Compartilhar via


Re-summarizing data using UNPIVOT, ROW_NUMBER and CTEs–Denali Style

 

Last month I did a write up on a common scenario that I have seen with my customers where data needs to be re-summarized and the customer would like to avoid writing data into intermediate tables. For example, they may receive a flat file from an external source that has sales amount by month – but instead of each row containing a month’s worth of data, each row contains a year’s worth of data with one month in each column.

The first portion of the post we talked about unpivoting the data. This can be done in many ways – the most common using either SSIS or T-SQL’s unpivot function. This would be similar in SQL Server Denali.

What has changed is our approach to re-summarizing the data. What if we wanted to look at YTD sales or 3 Month rolling totals. SQL Server has expanded the capabilities of the window functions beyond the partition and order clauses that we had in SQL Server 2008 R2.

To start with, create a table and populate that table with data as we did in the previous post.

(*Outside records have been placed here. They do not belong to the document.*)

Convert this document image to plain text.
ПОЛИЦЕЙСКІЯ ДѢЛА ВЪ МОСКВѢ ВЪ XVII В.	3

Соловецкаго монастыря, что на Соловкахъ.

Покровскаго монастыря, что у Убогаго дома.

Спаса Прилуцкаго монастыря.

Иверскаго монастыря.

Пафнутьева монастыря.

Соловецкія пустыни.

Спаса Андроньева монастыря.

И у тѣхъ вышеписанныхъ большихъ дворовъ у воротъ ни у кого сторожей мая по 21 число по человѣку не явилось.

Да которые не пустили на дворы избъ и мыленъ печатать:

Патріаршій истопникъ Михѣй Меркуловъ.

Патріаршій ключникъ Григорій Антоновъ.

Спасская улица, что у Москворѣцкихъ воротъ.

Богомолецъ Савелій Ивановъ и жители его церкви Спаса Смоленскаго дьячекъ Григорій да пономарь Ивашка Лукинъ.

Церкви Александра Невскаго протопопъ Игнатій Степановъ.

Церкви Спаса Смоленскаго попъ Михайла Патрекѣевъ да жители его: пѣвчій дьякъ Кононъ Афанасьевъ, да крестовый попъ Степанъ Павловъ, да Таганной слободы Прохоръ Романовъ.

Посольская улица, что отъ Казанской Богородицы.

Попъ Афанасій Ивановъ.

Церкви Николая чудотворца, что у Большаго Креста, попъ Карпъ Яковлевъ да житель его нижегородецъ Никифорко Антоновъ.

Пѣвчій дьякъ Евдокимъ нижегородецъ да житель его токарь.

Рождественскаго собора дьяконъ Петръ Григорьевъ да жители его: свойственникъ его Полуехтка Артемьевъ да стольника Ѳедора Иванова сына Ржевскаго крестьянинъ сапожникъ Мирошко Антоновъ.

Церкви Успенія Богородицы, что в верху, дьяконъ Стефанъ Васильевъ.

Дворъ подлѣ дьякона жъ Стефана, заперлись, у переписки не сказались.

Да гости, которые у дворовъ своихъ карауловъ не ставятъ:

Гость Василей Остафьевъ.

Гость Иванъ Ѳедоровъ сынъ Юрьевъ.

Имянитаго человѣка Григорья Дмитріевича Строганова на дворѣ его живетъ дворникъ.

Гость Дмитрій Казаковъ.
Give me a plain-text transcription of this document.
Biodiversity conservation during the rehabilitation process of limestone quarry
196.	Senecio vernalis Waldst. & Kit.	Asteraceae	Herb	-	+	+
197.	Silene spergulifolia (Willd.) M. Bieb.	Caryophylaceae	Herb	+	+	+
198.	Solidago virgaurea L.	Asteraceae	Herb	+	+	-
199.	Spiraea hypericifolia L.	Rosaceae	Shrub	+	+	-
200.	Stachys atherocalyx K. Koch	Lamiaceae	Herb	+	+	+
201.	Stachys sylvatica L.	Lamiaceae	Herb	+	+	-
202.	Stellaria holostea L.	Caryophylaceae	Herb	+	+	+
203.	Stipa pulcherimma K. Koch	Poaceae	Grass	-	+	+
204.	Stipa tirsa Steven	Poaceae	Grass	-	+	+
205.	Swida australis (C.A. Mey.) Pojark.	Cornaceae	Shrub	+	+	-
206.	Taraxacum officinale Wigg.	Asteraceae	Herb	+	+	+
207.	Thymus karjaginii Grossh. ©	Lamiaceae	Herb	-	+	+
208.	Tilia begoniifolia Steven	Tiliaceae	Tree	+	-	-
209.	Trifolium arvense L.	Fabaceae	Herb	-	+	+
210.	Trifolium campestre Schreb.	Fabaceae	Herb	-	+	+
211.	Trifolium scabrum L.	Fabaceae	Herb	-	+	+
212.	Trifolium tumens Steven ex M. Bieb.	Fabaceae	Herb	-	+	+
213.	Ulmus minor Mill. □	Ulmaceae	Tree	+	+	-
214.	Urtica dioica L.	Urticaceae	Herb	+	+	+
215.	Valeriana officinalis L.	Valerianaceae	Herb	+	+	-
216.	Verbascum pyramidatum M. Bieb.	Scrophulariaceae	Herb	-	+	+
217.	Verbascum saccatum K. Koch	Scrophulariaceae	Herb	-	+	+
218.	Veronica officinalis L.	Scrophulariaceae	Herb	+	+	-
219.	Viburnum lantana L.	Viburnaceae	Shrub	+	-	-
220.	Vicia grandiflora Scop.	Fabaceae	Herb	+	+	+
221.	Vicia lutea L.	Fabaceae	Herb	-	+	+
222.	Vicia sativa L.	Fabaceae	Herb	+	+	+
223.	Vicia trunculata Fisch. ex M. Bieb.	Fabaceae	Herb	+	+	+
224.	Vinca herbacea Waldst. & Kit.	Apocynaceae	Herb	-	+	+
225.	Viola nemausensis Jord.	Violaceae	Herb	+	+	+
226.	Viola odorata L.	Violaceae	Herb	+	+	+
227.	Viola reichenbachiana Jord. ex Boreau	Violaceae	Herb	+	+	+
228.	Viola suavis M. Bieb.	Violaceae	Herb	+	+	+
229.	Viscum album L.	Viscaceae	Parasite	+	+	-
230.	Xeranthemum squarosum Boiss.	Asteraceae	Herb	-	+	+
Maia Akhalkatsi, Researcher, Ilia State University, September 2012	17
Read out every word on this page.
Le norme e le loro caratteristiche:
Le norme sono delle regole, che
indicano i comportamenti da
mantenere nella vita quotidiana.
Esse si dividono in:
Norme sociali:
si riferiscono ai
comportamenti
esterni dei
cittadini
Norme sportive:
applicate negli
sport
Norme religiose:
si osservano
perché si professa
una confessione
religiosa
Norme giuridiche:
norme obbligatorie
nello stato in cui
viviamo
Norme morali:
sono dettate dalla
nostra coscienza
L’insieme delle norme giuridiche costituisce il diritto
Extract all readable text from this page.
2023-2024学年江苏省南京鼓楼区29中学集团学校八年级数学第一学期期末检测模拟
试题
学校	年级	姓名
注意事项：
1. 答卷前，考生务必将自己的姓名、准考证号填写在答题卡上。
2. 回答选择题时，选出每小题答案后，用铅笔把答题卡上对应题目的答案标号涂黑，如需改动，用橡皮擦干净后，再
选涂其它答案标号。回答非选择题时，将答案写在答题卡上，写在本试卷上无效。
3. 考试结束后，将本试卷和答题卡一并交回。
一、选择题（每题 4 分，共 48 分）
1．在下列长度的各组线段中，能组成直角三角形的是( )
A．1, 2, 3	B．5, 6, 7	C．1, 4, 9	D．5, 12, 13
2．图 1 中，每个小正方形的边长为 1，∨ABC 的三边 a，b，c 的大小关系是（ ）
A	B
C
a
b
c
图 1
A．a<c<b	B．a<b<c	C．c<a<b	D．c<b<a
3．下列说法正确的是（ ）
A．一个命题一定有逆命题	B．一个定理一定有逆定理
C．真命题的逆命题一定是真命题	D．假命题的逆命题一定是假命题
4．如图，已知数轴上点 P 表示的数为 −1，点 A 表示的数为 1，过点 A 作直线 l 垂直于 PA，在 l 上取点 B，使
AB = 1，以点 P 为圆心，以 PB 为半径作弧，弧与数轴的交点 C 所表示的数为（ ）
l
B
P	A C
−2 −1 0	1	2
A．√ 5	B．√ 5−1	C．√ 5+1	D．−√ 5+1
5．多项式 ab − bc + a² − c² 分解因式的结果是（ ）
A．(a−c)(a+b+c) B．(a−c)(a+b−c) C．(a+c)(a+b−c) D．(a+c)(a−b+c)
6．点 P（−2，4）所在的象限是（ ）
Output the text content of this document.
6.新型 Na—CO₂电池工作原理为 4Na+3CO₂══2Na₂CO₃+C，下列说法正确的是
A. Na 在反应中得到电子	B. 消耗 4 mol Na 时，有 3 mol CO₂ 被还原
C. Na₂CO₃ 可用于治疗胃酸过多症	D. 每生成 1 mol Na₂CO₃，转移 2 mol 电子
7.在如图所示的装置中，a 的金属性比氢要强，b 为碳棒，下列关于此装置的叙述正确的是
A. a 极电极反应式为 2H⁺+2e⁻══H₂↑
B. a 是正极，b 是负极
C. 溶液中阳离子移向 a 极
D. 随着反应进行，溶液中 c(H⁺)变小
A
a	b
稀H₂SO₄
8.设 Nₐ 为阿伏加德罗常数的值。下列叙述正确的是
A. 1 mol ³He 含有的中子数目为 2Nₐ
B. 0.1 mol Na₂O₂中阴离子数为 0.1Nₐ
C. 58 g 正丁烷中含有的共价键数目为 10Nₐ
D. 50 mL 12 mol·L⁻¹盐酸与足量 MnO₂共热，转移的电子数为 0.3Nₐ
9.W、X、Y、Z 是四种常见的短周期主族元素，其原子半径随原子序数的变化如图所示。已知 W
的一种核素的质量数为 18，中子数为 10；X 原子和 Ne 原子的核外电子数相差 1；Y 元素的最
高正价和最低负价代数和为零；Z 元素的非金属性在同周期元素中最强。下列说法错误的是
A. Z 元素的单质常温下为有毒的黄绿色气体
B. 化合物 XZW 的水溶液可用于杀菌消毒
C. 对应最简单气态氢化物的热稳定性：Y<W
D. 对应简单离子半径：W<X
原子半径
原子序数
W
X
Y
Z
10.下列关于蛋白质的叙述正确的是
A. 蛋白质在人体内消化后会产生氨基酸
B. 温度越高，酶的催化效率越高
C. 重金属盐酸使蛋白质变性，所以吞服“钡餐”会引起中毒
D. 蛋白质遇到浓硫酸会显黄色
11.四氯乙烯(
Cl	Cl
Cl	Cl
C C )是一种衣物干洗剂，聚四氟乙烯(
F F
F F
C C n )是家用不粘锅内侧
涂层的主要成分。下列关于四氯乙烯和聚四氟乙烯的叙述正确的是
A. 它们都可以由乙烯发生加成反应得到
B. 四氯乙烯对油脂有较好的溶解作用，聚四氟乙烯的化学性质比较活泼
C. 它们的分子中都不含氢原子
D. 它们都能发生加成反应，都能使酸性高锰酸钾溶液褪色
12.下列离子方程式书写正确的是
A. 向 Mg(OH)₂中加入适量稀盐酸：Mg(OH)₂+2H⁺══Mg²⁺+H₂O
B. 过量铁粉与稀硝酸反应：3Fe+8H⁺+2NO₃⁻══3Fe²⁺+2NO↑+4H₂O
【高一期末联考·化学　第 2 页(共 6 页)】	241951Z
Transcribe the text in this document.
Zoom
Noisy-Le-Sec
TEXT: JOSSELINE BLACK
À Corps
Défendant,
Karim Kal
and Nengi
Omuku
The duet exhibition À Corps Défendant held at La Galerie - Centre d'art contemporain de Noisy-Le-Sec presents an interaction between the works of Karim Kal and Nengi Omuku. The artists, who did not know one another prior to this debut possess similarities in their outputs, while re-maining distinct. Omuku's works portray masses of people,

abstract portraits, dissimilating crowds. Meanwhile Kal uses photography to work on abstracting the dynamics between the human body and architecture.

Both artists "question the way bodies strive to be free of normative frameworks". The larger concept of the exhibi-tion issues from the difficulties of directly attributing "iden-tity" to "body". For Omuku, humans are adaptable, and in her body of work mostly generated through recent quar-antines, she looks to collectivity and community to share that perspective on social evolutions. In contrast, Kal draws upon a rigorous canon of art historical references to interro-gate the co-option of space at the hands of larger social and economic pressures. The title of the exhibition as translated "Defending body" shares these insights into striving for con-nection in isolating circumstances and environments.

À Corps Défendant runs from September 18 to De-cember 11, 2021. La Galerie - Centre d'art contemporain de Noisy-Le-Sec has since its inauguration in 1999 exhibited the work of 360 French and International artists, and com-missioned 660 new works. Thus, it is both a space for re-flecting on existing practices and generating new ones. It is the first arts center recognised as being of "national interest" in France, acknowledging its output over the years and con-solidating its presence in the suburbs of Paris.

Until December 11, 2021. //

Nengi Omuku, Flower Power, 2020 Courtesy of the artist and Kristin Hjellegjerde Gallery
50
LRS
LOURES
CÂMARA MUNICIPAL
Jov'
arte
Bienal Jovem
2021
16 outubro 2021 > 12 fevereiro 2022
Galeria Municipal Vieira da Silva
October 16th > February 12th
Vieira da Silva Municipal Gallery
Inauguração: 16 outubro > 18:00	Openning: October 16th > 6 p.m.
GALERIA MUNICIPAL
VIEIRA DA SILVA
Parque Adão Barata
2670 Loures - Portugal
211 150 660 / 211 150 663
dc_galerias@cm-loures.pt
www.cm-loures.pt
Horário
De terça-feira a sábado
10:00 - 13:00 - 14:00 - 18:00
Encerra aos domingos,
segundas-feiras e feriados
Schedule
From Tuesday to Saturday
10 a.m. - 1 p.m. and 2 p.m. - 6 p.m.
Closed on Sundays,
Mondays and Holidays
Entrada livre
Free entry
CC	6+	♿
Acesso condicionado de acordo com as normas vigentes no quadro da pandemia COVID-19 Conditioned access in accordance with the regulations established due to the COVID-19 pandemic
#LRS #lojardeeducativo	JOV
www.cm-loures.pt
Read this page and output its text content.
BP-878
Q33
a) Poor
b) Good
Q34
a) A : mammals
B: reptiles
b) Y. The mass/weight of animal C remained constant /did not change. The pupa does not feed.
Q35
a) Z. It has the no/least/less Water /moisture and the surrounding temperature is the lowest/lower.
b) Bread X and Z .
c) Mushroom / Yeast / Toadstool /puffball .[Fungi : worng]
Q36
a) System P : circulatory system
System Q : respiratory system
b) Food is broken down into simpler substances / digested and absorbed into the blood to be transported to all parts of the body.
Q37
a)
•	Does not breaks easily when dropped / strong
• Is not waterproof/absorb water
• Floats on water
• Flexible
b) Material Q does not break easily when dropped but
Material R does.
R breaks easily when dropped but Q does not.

In SQL Server 2008 R2 we created a CTE that unpivoted the data, and then we joined that CTE on itself multiple times to create the offsets that we needed. This works OK for small-medium sized sets of data but we really need to do a lot of work to get these results.

image

This is a bit of an eye-chart. The intent here is not to go over every step of the execution plan but to show that there is a LOT of work that needs to take place to generate the results we need. Specifically, the base table is accessed, filtered and aggregated 5 times.

So, what improvements have been made in the next release of SQL Server and how is it going to help us here?

The next version of SQL Server includes a “row or range” clause to the “over” clause of a select statement.

The new statement looks like this:

WITH unpivoted_cte as (
SELECT VendorId = VendorId
, MonthAbbr = MonthAbbr
, Amount = Amount
, MonthId = row_number() over(partition by VendorId order by MonthAbbr)
FROM
(SELECT VendorId
, _01_Jan = Jan
, _02_Feb = Feb
, _03_Mar = Mar
, _04_Apr = Apr
, _05_May = May
, _06_Jun = Jun
, _07_Jul = Jul
, _08_Aug = Aug
, _09_Sep = Sep
, _10_Oct = Oct
, _11_Nov = Nov
, _12_Dec = Dec
FROM dbo.MonthlyData) AS p
UNPIVOT
(Amount FOR MonthAbbr IN
(_01_Jan, _02_Feb, _03_Mar, _04_Apr, _05_May, _06_Jun
, _07_Jul, _08_Aug, _09_Sep, _10_Oct, _11_Nov, _12_Dec
)
)AS unpvt
)
SELECT VendorId
, MonthId
, Amount
, Total_Ytd = SUM(Amount) OVER (
PARTITION BY VendorId
ORDER BY MonthId
ROWS UNBOUNDED PRECEDING
)
, Total_Rolling3 = SUM(Amount) OVER (
PARTITION BY VendorId
ORDER BY MonthId
ROWS BETWEEN 2 PRECEDING AND CURRENT ROW
)
FROM unpivoted_cte
WHERE VendorId = 999

The execution plan of this statement?

image

OK, Still a fair number of steps but it is a much more linear plan and the base table is only accessed the one time.

If I remove the where clause (where vendorId = 999) this query returns 120,000 rows based on the population script from last month. The old plan executes 6x slower than the new plan.

In future posts we will dive into some of the details of how this query works and look at some other improvements to the window functions that we can take advantage of in SQL Server Denali!